When news broke that Turner Classic Movies would be airing Elia Kazan’s 1957 film A Face in the Crowd following the inauguration, the connection was immediately made that this particular piece of programming may be a wink-nod protest action for film lovers. TCM denies there’s a correlation between the inauguration and the film’s airing (it’s actually to commemorate actress Patricia Neal’s birthday), but it’s difficult to think about Andy Griffith’s portrayal of a swaggering loudmouth — whose tells-it-like-it-is treachery turns into a successful populist political moment — and not think of Donald J. Trump.

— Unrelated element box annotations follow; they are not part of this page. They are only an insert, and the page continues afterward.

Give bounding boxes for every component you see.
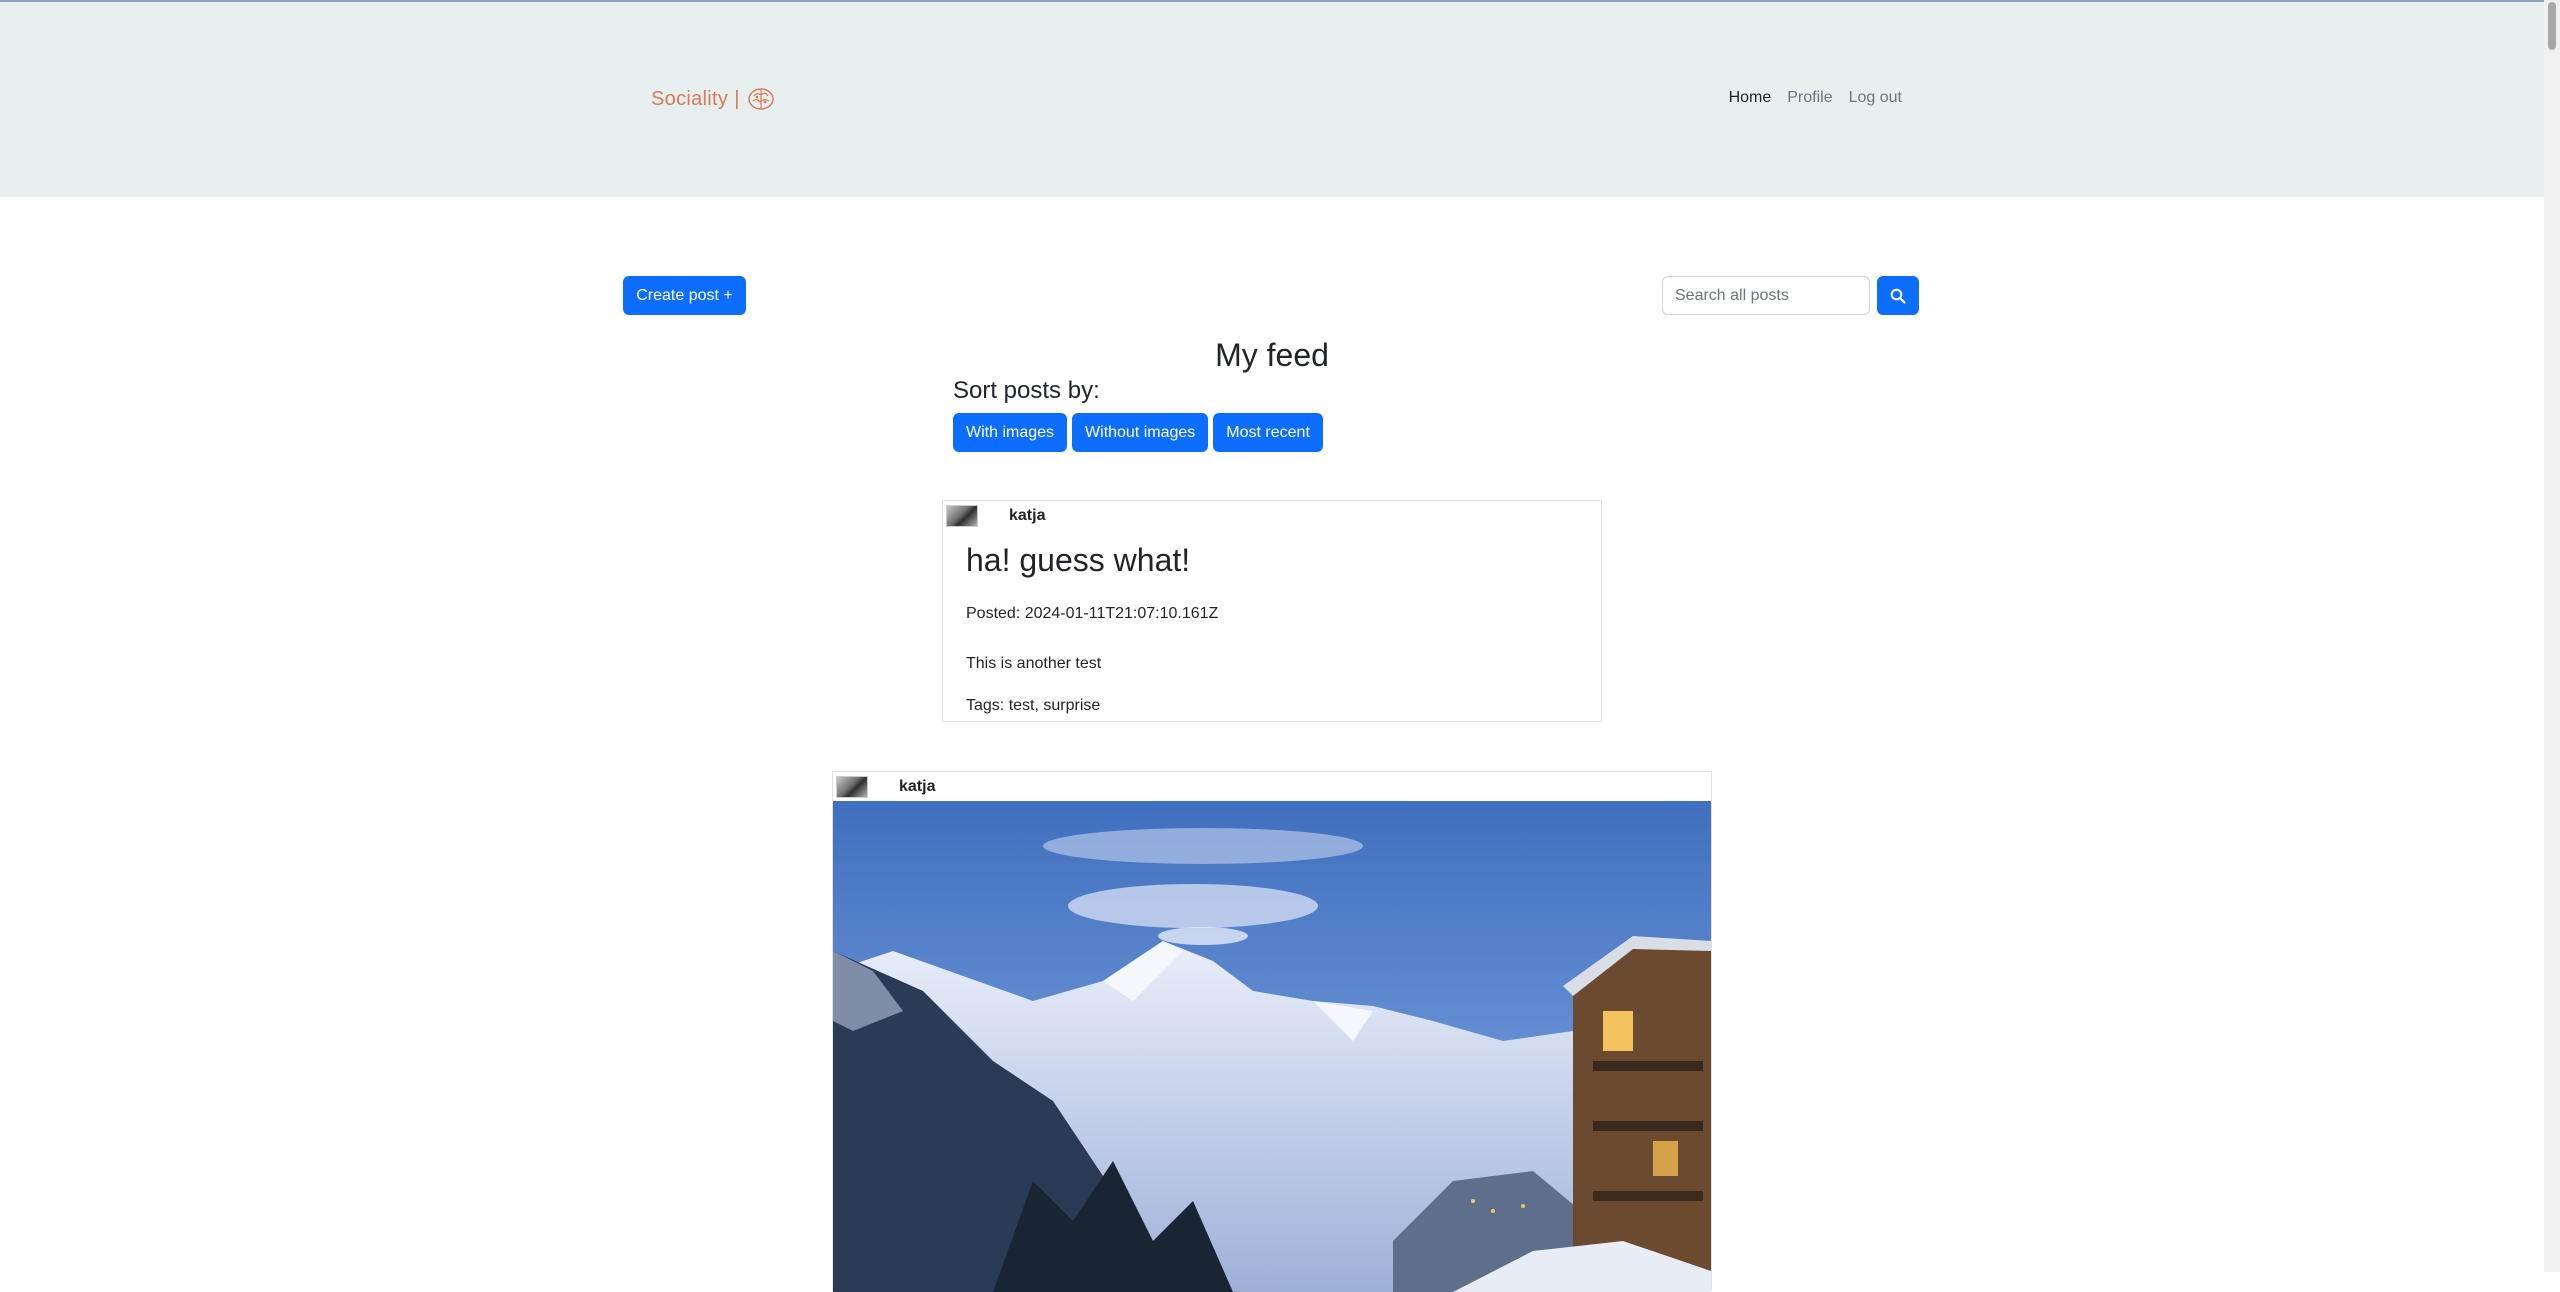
search-button[interactable] xyxy=(1877,276,1919,315)
post-header: katja xyxy=(833,772,1711,801)
sort-button-group: With images Without images Most recent xyxy=(953,413,1323,452)
brain-logo-icon xyxy=(747,88,774,110)
nav-home-link[interactable]: Home xyxy=(1721,89,1780,107)
scrollbar-thumb[interactable] xyxy=(2548,2,2556,50)
post-body: ha! guess what! Posted: 2024-01-11T21:07… xyxy=(943,530,1601,727)
page-title: My feed xyxy=(1215,337,1329,373)
avatar[interactable] xyxy=(836,775,868,798)
avatar[interactable] xyxy=(946,504,978,527)
post-text: This is another test xyxy=(966,655,1102,672)
post-date: Posted: 2024-01-11T21:07:10.161Z xyxy=(966,605,1219,622)
nav-logout-link[interactable]: Log out xyxy=(1841,89,1910,107)
post-image[interactable] xyxy=(833,801,1711,1292)
post-tags: Tags: test, surprise xyxy=(966,697,1101,714)
sort-without-images-button[interactable]: Without images xyxy=(1072,413,1209,452)
post-username[interactable]: katja xyxy=(1009,507,1045,525)
search-icon xyxy=(1890,288,1906,304)
sort-with-images-button[interactable]: With images xyxy=(953,413,1068,452)
page-scrollbar[interactable] xyxy=(2544,0,2560,1272)
search-form xyxy=(1662,276,1919,315)
nav-profile-link[interactable]: Profile xyxy=(1779,89,1840,107)
post-header: katja xyxy=(943,501,1601,530)
main-nav: Home Profile Log out xyxy=(1721,89,1910,107)
create-post-button[interactable]: Create post + xyxy=(623,276,746,315)
brand-separator: | xyxy=(734,87,740,110)
sort-label: Sort posts by: xyxy=(953,377,1100,404)
post-username[interactable]: katja xyxy=(899,778,935,796)
sort-most-recent-button[interactable]: Most recent xyxy=(1213,413,1323,452)
brand[interactable]: Sociality | xyxy=(651,86,776,112)
brand-name: Sociality xyxy=(651,87,729,110)
post-card[interactable]: katja ha! guess what! Posted: 2024-01-11… xyxy=(942,500,1602,722)
search-input[interactable] xyxy=(1662,276,1870,315)
post-card[interactable]: katja xyxy=(832,771,1712,1292)
post-title[interactable]: ha! guess what! xyxy=(966,542,1578,579)
mountain-landscape-image xyxy=(833,801,1711,1292)
site-header: Sociality | Home Profile Log out xyxy=(0,2,2544,197)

An early, haunting scene in the film has Larry Rhodes (Griffith) talking smack about a mattress company sponsor on the radio. The mattress company withdraws from its advertising agreement, erroneously thinking that informed citizens would do better than to back an ad-libbing drunk who gets off on insulting people. Instead, people take to the streets to burn their mattresses — this is a film that reveals how quickly good people can be taken in by unleashed, charming megalomaniacs.

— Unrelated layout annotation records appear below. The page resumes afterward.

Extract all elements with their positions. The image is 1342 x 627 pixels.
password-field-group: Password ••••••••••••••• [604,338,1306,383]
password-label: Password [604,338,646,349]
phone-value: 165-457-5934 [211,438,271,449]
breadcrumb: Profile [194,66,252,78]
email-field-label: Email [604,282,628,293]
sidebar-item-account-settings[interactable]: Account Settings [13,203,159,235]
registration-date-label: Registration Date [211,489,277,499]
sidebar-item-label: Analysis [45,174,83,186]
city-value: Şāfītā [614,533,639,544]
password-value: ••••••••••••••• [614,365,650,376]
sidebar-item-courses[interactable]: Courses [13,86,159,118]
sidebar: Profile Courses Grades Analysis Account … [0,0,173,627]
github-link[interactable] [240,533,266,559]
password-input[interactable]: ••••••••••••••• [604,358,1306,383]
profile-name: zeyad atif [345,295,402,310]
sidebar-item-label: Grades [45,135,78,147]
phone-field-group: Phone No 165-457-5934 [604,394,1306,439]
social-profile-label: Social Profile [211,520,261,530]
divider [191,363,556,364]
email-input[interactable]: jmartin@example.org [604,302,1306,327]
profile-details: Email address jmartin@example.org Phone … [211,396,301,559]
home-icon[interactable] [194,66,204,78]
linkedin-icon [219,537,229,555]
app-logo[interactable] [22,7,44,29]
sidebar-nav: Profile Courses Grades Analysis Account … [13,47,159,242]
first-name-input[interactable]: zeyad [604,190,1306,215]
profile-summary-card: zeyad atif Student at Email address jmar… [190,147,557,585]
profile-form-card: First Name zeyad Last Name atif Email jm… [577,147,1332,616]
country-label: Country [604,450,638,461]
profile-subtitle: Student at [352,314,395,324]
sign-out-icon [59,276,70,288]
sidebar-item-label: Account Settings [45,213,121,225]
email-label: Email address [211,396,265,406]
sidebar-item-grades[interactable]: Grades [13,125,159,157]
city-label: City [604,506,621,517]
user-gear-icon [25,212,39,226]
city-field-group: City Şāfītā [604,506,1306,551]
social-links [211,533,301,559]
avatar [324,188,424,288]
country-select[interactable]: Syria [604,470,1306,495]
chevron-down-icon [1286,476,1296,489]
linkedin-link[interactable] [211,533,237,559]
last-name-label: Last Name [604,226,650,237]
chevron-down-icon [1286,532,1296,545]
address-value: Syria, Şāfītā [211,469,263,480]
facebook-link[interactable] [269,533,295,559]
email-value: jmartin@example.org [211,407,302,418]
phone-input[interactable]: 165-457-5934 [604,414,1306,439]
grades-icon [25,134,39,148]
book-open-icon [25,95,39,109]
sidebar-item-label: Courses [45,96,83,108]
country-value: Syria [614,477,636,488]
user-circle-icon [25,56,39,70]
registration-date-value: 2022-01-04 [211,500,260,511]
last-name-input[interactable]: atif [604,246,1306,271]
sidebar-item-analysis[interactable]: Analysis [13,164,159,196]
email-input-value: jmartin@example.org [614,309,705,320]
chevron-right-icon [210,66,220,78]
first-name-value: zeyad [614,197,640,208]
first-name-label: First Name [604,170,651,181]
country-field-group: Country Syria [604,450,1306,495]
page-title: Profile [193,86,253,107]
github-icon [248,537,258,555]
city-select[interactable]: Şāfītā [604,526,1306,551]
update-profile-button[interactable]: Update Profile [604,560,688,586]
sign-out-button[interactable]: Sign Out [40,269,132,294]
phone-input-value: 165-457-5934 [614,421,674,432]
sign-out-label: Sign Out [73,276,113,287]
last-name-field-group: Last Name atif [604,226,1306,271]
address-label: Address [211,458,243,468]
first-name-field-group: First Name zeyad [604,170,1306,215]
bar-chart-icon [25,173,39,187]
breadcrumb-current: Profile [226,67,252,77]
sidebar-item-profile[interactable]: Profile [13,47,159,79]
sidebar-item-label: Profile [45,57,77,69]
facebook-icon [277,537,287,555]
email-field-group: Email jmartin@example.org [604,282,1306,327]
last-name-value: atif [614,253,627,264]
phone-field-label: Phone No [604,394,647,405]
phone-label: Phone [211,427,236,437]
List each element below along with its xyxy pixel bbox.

As we huddle around our laptops and watch important films like Kazan’s, it’s necessary to remember that the very existence of these films tells us that this has all happened before. In some way, in some place, what we fear under a Trump presidency has already been documented in film.

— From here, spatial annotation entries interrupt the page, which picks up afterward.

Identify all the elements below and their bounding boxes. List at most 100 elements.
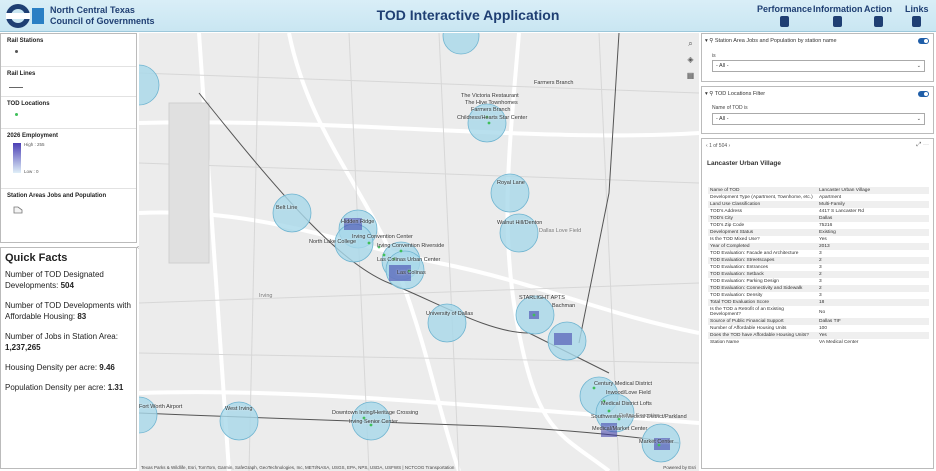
previous-feature-icon[interactable]: ‹ [706, 143, 708, 149]
map-label: Las Colinas Urban Center [377, 257, 441, 263]
fact-housing-label: Housing Density per acre: [5, 363, 98, 372]
tod-point [487, 121, 491, 125]
map-label: Century Medical District [594, 381, 653, 387]
map-label: The Hive Townhomes [465, 100, 518, 106]
filter-station-area-label: Station Area Jobs and Population by stat… [714, 38, 837, 44]
station-area [139, 64, 160, 106]
legend-high-label: High : 255 [24, 142, 45, 147]
attribute-value: 2 [819, 258, 822, 263]
links-icon [912, 16, 922, 27]
tod-point [592, 386, 596, 390]
fact-affordable-label: Number of TOD Developments with Affordab… [5, 301, 131, 321]
filter-station-area-toggle[interactable] [918, 38, 929, 44]
map-view[interactable]: The Victoria Restaurant The Hive Townhom… [139, 33, 699, 471]
basemap-gallery-icon[interactable]: ▦ [686, 71, 695, 80]
map-label: Irving Convention Riverside [377, 243, 445, 249]
filter-icon: ⚲ [709, 38, 714, 44]
station-area [272, 193, 312, 233]
nav-information[interactable]: Information [813, 4, 863, 27]
attribute-value: No [819, 309, 826, 315]
attribute-table: Name of TOD Lancaster Urban Village Develo… [708, 187, 929, 346]
legend-tod-locations-title: TOD Locations [7, 101, 50, 107]
legend-employment: 2026 Employment High : 255 Low : 0 [1, 129, 136, 189]
attribute-value: Apartment [819, 195, 842, 200]
filter-station-area: ▾ ⚲ Station Area Jobs and Population by … [701, 33, 934, 82]
attribute-row: TOD Evaluation: Entrances 3 [708, 264, 929, 271]
filter-station-area-operator: is [712, 53, 716, 59]
map-label: Irving [259, 293, 273, 299]
fact-housing-value: 9.46 [99, 363, 115, 372]
map-label: Irving Senior Center [349, 419, 398, 425]
collapse-caret-icon[interactable]: ▾ [705, 91, 708, 97]
attribute-key: Development Type (Apartment, Townhome, e… [710, 195, 813, 200]
tod-point-symbol-icon [15, 113, 18, 116]
nav-links[interactable]: Links [905, 4, 929, 27]
filter-tod-name-operator: Name of TOD is [712, 105, 748, 111]
detail-actions: ⤢ ⋯ [917, 142, 930, 149]
attribute-key: Total TOD Evaluation Score [710, 300, 770, 305]
legend-rail-lines: Rail Lines [1, 67, 136, 97]
attribute-value: 3 [819, 265, 822, 270]
next-feature-icon[interactable]: › [729, 143, 731, 149]
map-label: Las Colinas [397, 270, 426, 276]
fact-affordable-value: 83 [77, 312, 87, 321]
station-name-select-value: - All - [716, 63, 729, 69]
tod-point [532, 313, 536, 317]
attribute-row: TOD Evaluation: Setback 2 [708, 271, 929, 278]
filter-tod-locations-title[interactable]: ▾ ⚲ TOD Locations Filter [705, 91, 765, 97]
attribute-table-body: Name of TOD Lancaster Urban Village Develo… [708, 187, 929, 346]
map-label: Dallas Love Field [539, 228, 582, 234]
attribute-value: 3 [819, 279, 822, 284]
fact-housing: Housing Density per acre: 9.46 [5, 362, 132, 373]
attribute-value: 18 [819, 300, 825, 305]
attribute-row: Station Name VA Medical Center [708, 339, 929, 346]
attribute-row: TOD's City Dallas [708, 215, 929, 222]
attribute-key: Is the TOD Mixed Use? [710, 237, 760, 242]
attribute-value: 2013 [819, 244, 830, 249]
attribute-row: Total TOD Evaluation Score 18 [708, 299, 929, 306]
filter-station-area-title[interactable]: ▾ ⚲ Station Area Jobs and Population by … [705, 38, 837, 44]
map-search-icon[interactable]: ⌕ [686, 39, 695, 48]
action-icon [873, 16, 883, 27]
map-label: Childress/Hearts Star Center [457, 115, 528, 121]
zoom-to-icon[interactable]: ⤢ [917, 142, 922, 148]
nav-action[interactable]: Action [864, 4, 892, 27]
layers-icon[interactable]: ◈ [686, 55, 695, 64]
legend-rail-lines-title: Rail Lines [7, 71, 36, 77]
attribute-row: TOD's Address 4417 S Lancaster Rd [708, 208, 929, 215]
map-label: Medical District Lofts [601, 401, 652, 407]
legend-tod-locations: TOD Locations [1, 97, 136, 129]
attribute-value: 75216 [819, 223, 833, 228]
tod-name-select[interactable]: - All - ⌄ [712, 113, 925, 125]
collapse-caret-icon[interactable]: ▾ [705, 38, 708, 44]
attribute-key: Year of Completed [710, 244, 750, 249]
map-label: Farmers Branch [534, 80, 574, 86]
map-label: Downtown Irving/Heritage Crossing [332, 410, 419, 416]
attribute-key: Land Use Classification [710, 202, 761, 207]
filter-tod-locations-toggle[interactable] [918, 91, 929, 97]
nav-action-label: Action [864, 4, 892, 14]
map-label: North Lake College [309, 239, 357, 245]
attribute-value: Lancaster Urban Village [819, 188, 871, 193]
fact-population-value: 1.31 [107, 383, 124, 392]
airport-area [168, 102, 210, 264]
map-label: The Victoria Restaurant [461, 93, 519, 99]
attribute-key: TOD Evaluation: Entrances [710, 265, 769, 270]
legend-station-areas-title: Station Areas Jobs and Population [7, 193, 107, 199]
attribute-key: TOD Evaluation: Density [710, 293, 763, 298]
attribute-key: TOD Evaluation: Parking Design [710, 279, 779, 284]
attribute-value: 100 [819, 326, 828, 331]
nav-performance[interactable]: Performance [757, 4, 812, 27]
map-label: Fort Worth Airport [139, 404, 183, 410]
attribute-row: TOD Evaluation: Connectivity and Sidewal… [708, 285, 929, 292]
station-name-select[interactable]: - All - ⌄ [712, 60, 925, 72]
esri-credit[interactable]: Powered by Esri [663, 465, 696, 470]
highway-6 [139, 120, 699, 138]
fact-jobs-value: 1,237,265 [5, 343, 41, 352]
attribute-row: TOD Evaluation: Parking Design 3 [708, 278, 929, 285]
attribute-value: Yes [819, 333, 827, 338]
header-bar: North Central Texas Council of Governmen… [0, 0, 936, 32]
attribute-value: Dallas [819, 216, 833, 221]
nav-links-label: Links [905, 4, 929, 14]
menu-icon[interactable]: ⋯ [923, 142, 929, 148]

Andy Griffith as charming megalomaniac Larry Rhodes; Credit: Newtown Productions

Andy Griffith as charming megalomaniac Larry Rhodes; Credit: Newtown Productions

Last week, I wrote about the deeper history behind George Cukor’s 1944 film Gaslight — from which we derived the term gaslighting — and how the play on which the film was based is really about anti-fascism. But every time Trump tweets something provoking foreign nations or congratulating himself for doing something he never actually did, I can think of a different movie that perfectly explains his behavior and puts it in context.

Late last year, at the L.A. Press Club’s National Arts & Entertainment Journalism Awards, Angela Lansbury was the honoree and was asked onstage in front of hundreds of people, “Do you think Donald Trump is the Manchurian candidate?” She laughed and threw her head back, replying, “Oh God, I hope not!” We were talking about a movie — The Manchurian Candidate — but we all knew what that question really meant: Do you think Trump is compromised by foreign agents? The film’s title has become a shorthand to talk about a complex problem, like a secret language created by artists to undermine their would-be oppressors.

From The Dead Zone and Dr. Strangelove to The Pelican Brief, Miss Sloane, Erin Brockovich, Bulworth, Brazil, All the President’s Men and, yes, even Death Race 2050 and Escape From New York, we find in movies a solace that what’s happening now has either already happened or been prophesied in film. The shared experience of watching these movies reminds us that we’re not alone, that there are so many like us who’ve devoted hundreds of hours committing these stories to celluloid so that others in the future can see the light. I can’t imagine possessing any sanity right now without these kinds of movies that depict decency and morality as the norm and robber baron loudmouths as wicked and aberrant. These movies mirror back to us the grotesqueness of humanity when seduced by greed and power. What would we say to one another without Gaslight, if the playwright Patrick Hamilton hadn’t watched a decade of Nazi propaganda ravage his home and gotten the support to pen an allegorical play about it? How would we find the words?

In addition to the many unnecessary and unjust budget cuts on Trump’s agenda, his administration now seeks to abolish the National Endowment for the Arts as well as the National Endowment for the Humanities and PBS. Taking away our ability to create art means taking away our language. Hollywood now has a heavy obligation: Make films that grant us a new vocabulary to tackle an unprecedented danger. We’ll sure have some inspiration after this inauguration.